Assignment 03: Matrix Multiplication with cuTile

In this assignment you will implement and optimize GPU matrix multiplication kernels using cuTile. You will explore the impact of numeric precision, tiling strategies, and memory access patterns on performance.

All code should be written in src/, one file per task.

We assume the following import conventions:

import cuda.tile as ct
import cupy as cp
import torch
import triton

Unless mentioned otherwise, use the datatype FP16 for both input matrices and accumulate in FP32.

Task 1: FP32 vs FP16 Performance

a) Your task is to implement two cuTile kernels that each compute a matrix multiplication $A \times B = C$ with shape(A) = (64, 4096), shape(B) = (4096, 64) and shape(C) = (64, 64).

kernel_fp16: Inputs A and B are FP16, accumulator/output C is FP32
kernel_fp32: Inputs A and B are FP32, accumulator/output C is FP32

Both kernels should use ct.mma to perform the tile-level multiply-accumulate. Use a single block (1 block in the grid) per kernel launch and use the fixed tile shape of (m_tile=64, n_tile=64, k_tile=64), meaning that each mma instruction performs a square matrix multiplication of shape m = n = k = 64. Loop over the contraction dimension inside the kernel to accumulate results in the output matrix.

Verify that both kernels compute correct results via torch.matmul using torch.allclose.

b) Use triton.testing.do_bench (or an equivalent benchmark function from torch / cupy) to measure the average kernel runtime for both variants. Report the measured runtimes and the resulting speedup of kernel_fp16 over kernel_fp32.

Task 2: Simple Matrix Multiplication Kernel

Write a cuTile kernel that computes C = A @ B for input matrices:

A of shape (M, K)
B of shape (K, N)
C of shape (M, N)

Requirements:

Each kernel program is responsible for producing one output tile of shape (m_tile, n_tile)
The kernel should work with tile sizes that are specified by the calling function
Map block IDs (BIDs) in row-major order: BID 0 covers the top-left output tile, BID 1 the tile to its right, and so on, wrapping to the next row when the current row of tiles is exhausted
The kernel should support matrix shapes that are not powers of 2
Use ct.mma for the inner accumulation step. The tile sizes correspond to the shape of the ct.mma instruction.

Verify correctness by comparing C against torch.matmul(A, B) using torch.allclose.

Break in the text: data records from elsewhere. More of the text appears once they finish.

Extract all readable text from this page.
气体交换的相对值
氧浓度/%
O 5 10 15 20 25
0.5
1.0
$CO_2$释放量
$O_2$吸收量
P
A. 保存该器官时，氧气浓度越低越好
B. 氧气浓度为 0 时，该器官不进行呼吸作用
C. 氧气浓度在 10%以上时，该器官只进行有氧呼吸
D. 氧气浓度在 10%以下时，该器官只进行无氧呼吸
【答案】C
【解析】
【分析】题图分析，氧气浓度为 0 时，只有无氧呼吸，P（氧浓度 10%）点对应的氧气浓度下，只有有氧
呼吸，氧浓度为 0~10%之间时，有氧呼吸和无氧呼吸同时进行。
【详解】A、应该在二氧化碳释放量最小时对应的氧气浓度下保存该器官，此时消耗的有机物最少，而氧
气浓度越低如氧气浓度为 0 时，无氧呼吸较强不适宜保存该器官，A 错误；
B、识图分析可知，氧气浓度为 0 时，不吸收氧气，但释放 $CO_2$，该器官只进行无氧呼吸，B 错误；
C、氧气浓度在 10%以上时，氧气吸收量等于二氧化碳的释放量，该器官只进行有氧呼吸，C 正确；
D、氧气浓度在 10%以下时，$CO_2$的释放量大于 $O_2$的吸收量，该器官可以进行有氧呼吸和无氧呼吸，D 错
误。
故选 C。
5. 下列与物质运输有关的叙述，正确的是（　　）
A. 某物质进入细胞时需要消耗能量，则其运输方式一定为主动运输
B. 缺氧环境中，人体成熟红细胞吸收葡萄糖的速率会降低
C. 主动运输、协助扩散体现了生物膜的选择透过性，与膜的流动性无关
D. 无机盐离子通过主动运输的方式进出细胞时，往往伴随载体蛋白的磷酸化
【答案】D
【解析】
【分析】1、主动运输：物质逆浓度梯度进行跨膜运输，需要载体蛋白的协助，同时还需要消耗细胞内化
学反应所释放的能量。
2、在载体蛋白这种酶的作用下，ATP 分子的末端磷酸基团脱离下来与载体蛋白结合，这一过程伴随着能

Task 3: Benchmarking the Matrix Multiplication Kernel

Use the kernel from Task 2 for all benchmarks in this task. Report all performance numbers in TFLOPS, computed as:

$$ \text{TFLOPS} = \frac{2 \cdot M \cdot N \cdot K}{t_s \cdot 10^{12}} $$

where $t_s$ is the measured kernel runtime in seconds.

a) Benchmark your kernel with tile shapes (64, 64, 64) for square matrix multiplications of sizes:

$$M = N = K \in {256,\ 512,\ 1024,\ 2048,\ 4096,\ 8192}$$

Plot the achieved TFLOPS and report your observations.

b) Fix the matrix size at 2048 × 2048 × 2048, as well as 512 × 512 × 512, and benchmark all tile shape combinations (27 total):

$$m_{tile},\ n_{tile},\ k_{tile}\ \in {32,\ 64,\ 128}$$

Visualize your results as a heatmap with m_tile on one axis and n_tile on the other, fixing k_tile = 64.

Report the best-performing tile shape combination.

Task 4: L2 Cache Optimization via Block Swizzling

a) Your task is to implement a swizzled matrix multiplication kernel. The requirements are the same as in Task 2, except block IDs should not be mapped in row-major order. Swizzle them for L2 cache reuse. You can assume a contraction dimension size of 4096.

Report how you choose to map the BIDs and why. Verify correctness of the swizzled kernel against torch.matmul.

b) Repeat the tile shape sweep from Task 3b for your swizzled kernel and report the best performing tile shape combination. Compare the performance of your swizzled kernel to the performance of your kernel from Task 2 for a matrix multiplication of shape 8192 × 8192 × 4096 (m × n × k).